Users mistakenly evaluate AI tools based on the quality of the first output. However, since 90% of the work is iterative, the superior tool is the one that handles a high volume of refinement prompts most effectively, not the one with the best initial result.
Counterintuitively, AI responses that are too fast can be perceived as low-quality or pre-scripted, harming user trust. There is a sweet spot for response time; a slight, human-like delay can signal that the AI is actually "thinking" and generating a considered answer.
A key metric for AI coding agent performance is real-time sentiment analysis of user prompts. By measuring whether users say 'fantastic job' or 'this is not what I wanted,' teams get an immediate signal of the agent's comprehension and effectiveness, which is more telling than lagging indicators like bug counts.

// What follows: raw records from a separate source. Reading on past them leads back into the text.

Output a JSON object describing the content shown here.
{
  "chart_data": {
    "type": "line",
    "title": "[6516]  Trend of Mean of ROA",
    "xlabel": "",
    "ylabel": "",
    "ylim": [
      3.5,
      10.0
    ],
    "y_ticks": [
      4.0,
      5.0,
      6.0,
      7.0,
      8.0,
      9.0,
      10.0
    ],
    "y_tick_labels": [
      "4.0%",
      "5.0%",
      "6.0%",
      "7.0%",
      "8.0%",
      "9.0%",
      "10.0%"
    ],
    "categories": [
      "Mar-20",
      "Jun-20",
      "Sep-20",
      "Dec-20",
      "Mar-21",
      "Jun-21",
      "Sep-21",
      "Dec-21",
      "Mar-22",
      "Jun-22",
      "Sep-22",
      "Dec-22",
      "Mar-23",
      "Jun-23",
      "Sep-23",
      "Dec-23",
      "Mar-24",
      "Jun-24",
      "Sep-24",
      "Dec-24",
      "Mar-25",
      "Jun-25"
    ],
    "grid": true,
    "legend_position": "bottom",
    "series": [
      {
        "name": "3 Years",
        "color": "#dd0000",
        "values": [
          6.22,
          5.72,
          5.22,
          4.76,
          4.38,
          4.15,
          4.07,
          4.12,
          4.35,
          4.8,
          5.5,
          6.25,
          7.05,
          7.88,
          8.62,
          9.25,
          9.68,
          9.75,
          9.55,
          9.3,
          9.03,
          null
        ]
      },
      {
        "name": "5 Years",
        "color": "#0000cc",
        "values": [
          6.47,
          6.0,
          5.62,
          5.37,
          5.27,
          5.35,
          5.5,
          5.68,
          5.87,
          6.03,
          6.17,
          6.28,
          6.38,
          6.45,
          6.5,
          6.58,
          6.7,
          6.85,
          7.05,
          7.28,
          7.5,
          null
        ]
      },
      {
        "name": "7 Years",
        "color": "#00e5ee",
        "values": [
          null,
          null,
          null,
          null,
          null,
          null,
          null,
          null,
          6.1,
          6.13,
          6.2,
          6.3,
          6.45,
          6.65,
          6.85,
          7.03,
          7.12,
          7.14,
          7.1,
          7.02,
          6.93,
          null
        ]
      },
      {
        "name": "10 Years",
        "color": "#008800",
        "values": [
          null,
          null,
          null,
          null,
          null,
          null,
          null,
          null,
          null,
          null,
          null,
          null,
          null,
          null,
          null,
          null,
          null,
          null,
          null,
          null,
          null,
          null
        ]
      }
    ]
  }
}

When an AI tool fails, a common user mistake is to get stuck in a 'doom loop' by repeatedly using negative, low-context prompts like 'it's not working.' This is counterproductive. A better approach is to use a specific command or prompt that forces the AI to reflect and reset its approach.
Standard AI models are often overly supportive. To get genuine, valuable feedback, explicitly instruct your AI to act as a critical thought partner. Use prompts like "push back on things" and "feel free to challenge me" to break the AI's default agreeableness and turn it into a true sparring partner.
While useful for catching regressions like a unit test, directly optimizing for an eval benchmark is misleading. Evals are, by definition, a lagging proxy for the real-world user experience. Over-optimizing for a metric can lead to gaming it and degrading the actual product.